Jetzt zu dem sagenhaften Angebot, das wir im letzten Jahr hatten, meine Damen und Herren. Da kam, zufälligerweise in der parlamentarischen Sommerpause, versteht sich, ein privates Unternehmen, das ein ganz tolles Angebot gemacht hat. Es hat gesagt: „Wenn ihr das ausschreibt und wir das machen dürfen, machen wir dort nicht nur den Regionalverkehr, sondern wir fahren quasi umsonst auch noch den Interregio mit. Für uns ist das alles kein Problem, denn wir sind privat und machen das effizient. Wir leisten für das gleiche Geld das Doppelte.“ Das hört sich zunächst einmal gut an.

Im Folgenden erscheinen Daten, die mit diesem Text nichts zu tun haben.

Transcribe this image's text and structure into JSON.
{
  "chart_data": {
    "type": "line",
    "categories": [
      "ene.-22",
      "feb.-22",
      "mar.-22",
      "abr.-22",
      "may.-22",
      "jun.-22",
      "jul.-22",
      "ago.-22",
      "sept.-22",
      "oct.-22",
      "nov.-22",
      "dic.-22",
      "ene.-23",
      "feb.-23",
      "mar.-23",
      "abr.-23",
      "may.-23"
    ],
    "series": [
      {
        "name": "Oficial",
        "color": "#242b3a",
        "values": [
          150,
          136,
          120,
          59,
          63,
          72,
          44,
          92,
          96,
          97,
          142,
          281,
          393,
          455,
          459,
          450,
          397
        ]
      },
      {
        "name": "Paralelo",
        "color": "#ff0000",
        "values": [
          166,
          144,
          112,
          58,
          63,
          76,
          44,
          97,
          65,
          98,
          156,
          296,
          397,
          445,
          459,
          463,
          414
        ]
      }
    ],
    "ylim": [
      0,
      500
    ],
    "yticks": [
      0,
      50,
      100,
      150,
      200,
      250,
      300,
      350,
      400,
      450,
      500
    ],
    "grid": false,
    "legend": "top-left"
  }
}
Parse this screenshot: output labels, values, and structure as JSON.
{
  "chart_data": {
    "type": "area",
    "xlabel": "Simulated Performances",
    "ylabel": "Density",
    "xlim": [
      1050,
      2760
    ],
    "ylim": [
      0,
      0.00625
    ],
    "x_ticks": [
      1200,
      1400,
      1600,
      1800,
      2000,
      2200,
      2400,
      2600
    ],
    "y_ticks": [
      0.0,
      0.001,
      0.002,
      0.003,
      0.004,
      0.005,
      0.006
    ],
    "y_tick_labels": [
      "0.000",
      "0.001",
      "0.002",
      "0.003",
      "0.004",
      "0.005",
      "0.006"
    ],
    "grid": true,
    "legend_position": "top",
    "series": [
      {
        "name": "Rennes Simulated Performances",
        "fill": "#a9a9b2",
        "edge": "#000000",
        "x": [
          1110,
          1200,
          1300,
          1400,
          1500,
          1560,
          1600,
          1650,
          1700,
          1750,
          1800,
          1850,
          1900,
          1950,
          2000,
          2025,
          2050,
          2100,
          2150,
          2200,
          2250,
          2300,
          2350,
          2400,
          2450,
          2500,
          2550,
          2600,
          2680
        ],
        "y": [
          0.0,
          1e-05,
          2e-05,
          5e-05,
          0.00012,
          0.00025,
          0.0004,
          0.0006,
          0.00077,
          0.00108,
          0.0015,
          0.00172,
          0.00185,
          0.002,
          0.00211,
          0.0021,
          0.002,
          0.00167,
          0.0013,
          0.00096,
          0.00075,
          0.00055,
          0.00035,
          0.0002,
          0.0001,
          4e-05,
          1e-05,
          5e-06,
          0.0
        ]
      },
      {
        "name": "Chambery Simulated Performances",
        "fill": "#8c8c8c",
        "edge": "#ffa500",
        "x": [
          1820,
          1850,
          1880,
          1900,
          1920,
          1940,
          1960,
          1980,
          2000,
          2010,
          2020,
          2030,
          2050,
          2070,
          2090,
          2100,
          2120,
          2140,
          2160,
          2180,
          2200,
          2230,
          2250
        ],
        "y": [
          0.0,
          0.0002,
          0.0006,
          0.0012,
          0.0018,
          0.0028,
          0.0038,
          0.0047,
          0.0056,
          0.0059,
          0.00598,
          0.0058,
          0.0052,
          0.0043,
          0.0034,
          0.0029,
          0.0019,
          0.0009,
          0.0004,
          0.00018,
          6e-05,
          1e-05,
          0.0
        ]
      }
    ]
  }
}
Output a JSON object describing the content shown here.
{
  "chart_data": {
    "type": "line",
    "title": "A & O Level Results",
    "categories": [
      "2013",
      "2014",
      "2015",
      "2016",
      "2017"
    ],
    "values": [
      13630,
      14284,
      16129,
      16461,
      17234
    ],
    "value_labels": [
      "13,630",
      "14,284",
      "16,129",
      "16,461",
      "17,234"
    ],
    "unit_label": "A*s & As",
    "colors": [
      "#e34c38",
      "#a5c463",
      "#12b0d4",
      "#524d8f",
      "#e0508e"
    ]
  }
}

Leider hat das gleiche Unternehmen noch zwei bescheidene Zusatzforderungen gestellt, damit es das machen kann. Erste Zusatzforderung: dass das Wagenmaterial dem neuen Bewerber von der Bahn überlassen wird. Es ist eigentlich ein ganz neues marktwirtschaftliches Denken, dass einem der härteste Konkurrent quasi noch das Wagenmaterial schenken soll.

Aber die zweite Forderung war die viel interessantere, nämlich dass, weil das Unternehmen das bundesweit machen wollte, der Bund jetzt muss ich schon für die Bundesregierung reden noch 2 Milliarden DM Anschubfinanzierung erbringen sollte. Es wurde gesagt, dann könne man das machen.

Meine Damen und Herren, ich kann nur sagen: Wenn Sie mir 2 Milliarden DM in die Hand drücken, dann fahre ich die Südbahn und die Schwarzwaldbahn auch ein Weilchen. Das war aber kein seriöses Angebot, und es ist kein Konzept dahinter. Insofern ist es einfach unseriös, wenn ein Anbieter kommt egal, wer und sagt: „Ich fahre den Regionalverkehr, und wenn ich den bekomme, fahre ich den Interregio noch umsonst mit“,

(Abg. Boris Palmer GRÜNE: Das ist der Unter- schied zum Bundesangebot!)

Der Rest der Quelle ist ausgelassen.